The call to withdraw from the EU represents a failure to face up to reality, and not just in the broad sense of historical development. Just as the growth and centralisation of industry comes at a price, it nonetheless brings into being the international working class, and thus creates the possibility of the eventual victory of communism. The acquisition by the EU of state forms is also multifaceted, with its positive and negative sides. Positive, because it raises the class struggle to the continental level and obliges us to forge a common identity with workers throughout Europe through practical confrontation with the EU. It allows us to bring our internationalist programme to the fore, making internationalism an integral, tangible part of the actual political practice and outlook of the European working class in its common actions. This is at the level of actually existing political necessity.
Imagine for a moment the political consequences of British withdrawal from the EU following a referendum. Ukip leader Nigel Farage will once again feature on many front pages, pint of British beer in hand; the Murdoch press will carry jingoistic front covers sticking a finger up to the Germans; small capital will rejoice that it is now free to ignore the various EU social charter regulations; and the Stalinite CPB will celebrate the return of power to the ‘democratic’ national bourgeoisie, thus taking us a further step down “Britain’s road to socialism”. At last we can start moving towards an ‘independent’, ‘socialist’ Britain - as if the failure of the left to advance the cause of the working class can be laid at the door of that damned EU. In reality nationalist sentiment will have been strengthened and society will probably experience a sharp shift to the right.

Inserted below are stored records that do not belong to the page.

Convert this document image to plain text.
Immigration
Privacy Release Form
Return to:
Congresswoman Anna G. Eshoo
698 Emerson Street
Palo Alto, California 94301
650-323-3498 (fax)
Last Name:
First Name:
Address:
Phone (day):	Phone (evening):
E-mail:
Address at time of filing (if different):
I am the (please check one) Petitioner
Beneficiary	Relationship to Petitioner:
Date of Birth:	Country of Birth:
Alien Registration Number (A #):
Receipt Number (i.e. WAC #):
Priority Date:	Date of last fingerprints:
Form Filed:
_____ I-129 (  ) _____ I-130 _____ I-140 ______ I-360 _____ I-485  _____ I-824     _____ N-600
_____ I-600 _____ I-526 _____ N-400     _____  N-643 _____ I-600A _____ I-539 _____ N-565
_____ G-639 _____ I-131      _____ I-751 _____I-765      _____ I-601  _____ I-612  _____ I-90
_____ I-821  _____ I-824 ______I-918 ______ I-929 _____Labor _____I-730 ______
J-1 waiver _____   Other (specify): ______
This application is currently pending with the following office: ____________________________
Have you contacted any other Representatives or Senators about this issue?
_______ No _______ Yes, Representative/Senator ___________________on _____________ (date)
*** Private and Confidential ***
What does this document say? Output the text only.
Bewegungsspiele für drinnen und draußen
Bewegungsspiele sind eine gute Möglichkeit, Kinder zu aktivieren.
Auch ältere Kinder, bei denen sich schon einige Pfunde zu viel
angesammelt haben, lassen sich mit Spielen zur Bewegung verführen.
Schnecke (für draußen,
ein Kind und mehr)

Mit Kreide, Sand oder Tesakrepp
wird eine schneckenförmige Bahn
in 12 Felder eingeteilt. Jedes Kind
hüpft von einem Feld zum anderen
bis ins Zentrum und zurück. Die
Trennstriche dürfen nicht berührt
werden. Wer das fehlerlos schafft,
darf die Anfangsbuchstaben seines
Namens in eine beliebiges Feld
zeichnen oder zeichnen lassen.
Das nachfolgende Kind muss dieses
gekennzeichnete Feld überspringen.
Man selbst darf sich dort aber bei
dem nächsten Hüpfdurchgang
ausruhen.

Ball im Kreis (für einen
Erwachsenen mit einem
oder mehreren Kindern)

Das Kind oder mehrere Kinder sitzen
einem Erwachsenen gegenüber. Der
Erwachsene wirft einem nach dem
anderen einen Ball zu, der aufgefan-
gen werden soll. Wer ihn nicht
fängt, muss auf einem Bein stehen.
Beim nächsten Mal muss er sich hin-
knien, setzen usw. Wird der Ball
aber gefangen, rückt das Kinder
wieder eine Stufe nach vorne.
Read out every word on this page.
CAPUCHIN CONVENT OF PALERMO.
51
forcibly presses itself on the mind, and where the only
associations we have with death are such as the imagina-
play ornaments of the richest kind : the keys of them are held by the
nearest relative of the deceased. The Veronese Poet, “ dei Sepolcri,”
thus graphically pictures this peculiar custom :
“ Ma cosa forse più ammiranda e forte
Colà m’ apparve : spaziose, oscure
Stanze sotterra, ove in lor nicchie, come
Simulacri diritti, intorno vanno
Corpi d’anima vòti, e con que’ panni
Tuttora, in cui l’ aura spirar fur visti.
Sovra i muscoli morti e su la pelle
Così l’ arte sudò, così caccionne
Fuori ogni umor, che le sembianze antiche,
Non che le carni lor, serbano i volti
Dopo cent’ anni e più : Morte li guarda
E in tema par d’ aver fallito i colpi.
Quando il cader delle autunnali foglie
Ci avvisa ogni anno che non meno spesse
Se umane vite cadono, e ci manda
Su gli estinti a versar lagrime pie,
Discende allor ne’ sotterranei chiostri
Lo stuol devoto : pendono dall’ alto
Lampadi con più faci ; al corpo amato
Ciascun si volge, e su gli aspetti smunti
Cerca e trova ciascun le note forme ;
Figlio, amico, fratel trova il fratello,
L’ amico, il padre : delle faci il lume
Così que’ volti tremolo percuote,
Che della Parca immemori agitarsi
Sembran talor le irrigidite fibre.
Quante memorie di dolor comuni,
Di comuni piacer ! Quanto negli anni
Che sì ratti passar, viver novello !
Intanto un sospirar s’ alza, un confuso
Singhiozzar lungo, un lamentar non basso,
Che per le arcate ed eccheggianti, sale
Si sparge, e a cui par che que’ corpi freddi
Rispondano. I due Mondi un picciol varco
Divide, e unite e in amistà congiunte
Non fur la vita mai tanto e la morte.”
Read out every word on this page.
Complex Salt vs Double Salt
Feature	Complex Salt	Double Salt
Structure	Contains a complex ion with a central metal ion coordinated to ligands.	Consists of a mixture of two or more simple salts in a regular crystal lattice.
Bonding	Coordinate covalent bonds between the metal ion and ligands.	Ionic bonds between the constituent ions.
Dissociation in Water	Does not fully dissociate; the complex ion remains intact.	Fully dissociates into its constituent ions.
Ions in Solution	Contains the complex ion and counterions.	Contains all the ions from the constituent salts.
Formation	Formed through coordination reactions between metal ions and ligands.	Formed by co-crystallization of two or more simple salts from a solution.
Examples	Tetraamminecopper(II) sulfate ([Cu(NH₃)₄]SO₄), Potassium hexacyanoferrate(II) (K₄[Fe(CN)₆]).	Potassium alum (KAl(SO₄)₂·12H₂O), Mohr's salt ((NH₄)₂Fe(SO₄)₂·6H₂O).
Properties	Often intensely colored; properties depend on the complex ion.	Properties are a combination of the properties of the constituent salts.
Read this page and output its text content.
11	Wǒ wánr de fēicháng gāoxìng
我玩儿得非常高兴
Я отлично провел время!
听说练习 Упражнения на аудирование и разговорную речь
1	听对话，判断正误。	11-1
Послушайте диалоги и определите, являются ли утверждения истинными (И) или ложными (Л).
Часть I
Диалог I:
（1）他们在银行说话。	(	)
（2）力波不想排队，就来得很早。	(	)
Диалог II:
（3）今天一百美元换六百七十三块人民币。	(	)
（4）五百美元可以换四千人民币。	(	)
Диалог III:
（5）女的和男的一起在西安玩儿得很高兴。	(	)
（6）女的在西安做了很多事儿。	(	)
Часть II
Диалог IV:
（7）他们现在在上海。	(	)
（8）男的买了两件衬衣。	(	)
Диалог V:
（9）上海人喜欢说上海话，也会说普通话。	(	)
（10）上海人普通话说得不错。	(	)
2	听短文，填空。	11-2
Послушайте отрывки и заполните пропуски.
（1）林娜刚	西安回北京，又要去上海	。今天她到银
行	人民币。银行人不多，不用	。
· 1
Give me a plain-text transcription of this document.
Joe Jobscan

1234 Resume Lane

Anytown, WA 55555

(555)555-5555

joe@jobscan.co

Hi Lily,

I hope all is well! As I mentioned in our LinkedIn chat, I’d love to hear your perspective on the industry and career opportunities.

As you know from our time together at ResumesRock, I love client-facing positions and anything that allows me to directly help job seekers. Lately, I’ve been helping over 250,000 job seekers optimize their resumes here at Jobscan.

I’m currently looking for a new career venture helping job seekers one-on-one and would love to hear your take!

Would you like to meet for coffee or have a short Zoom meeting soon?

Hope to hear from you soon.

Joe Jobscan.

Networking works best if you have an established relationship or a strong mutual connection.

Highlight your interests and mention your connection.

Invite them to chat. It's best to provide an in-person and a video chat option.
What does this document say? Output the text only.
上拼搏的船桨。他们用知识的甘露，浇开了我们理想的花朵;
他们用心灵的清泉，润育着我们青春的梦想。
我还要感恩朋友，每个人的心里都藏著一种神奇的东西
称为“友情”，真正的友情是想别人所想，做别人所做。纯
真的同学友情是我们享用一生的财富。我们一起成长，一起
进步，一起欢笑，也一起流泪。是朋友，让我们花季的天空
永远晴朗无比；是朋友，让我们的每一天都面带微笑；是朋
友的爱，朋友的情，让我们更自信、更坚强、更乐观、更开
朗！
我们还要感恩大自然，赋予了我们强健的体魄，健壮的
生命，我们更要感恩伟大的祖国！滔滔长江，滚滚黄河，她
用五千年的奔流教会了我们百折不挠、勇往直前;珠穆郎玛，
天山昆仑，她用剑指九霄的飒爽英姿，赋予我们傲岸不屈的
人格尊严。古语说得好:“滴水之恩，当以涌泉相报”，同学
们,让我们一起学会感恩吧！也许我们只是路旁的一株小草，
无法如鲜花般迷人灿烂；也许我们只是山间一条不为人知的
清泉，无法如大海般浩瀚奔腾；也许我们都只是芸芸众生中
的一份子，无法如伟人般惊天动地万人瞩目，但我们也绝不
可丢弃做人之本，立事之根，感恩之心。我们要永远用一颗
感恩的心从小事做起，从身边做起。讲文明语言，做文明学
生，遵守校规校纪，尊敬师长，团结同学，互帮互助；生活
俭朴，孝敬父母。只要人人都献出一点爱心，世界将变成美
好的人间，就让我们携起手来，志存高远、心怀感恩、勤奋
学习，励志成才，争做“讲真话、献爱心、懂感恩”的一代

Perhaps our national socialists should take the fragmentary process further and apply it to Britain itself. They could proclaim that the break-up of Britain would open up the way to a “socialist Scotland”, as does the Scottish Socialist Party. If the UK state is weakened, that must strengthen us, surely? Sections of the British left seem to be thinking along the same lines as the Scottish left nationalists - after all, the Socialist Workers Party is to recommend a ‘yes’ vote in the referendum on Scottish independence (in contrast to the CPB British left nationalists, who will vote ‘no’).
This does not mean for one second that the Weekly Worker is soft on the EU. The problem with much of the left is that it is already too soft - abandoning the field without a fight in favour of its imagined nationalist or economistic utopias. Instead our aim must be the energetic, coordinated pursuit of the class war across the EU by a united European working class. That is why we aim for the establishment of European-wide trade unions campaigning for the levelling up of working conditions and wages across the continent, and a Communist Party of the European Union fighting for a united Europe under the rule of the working class.
Far from demanding the withdrawal of Britain, we should demand democratisation of the EU in the interest of our class. That means, to start with, the abolition of the council of ministers, the concentration of political power in the EU parliament, not the Brussels bureaucracy, and the right to recall MEPs.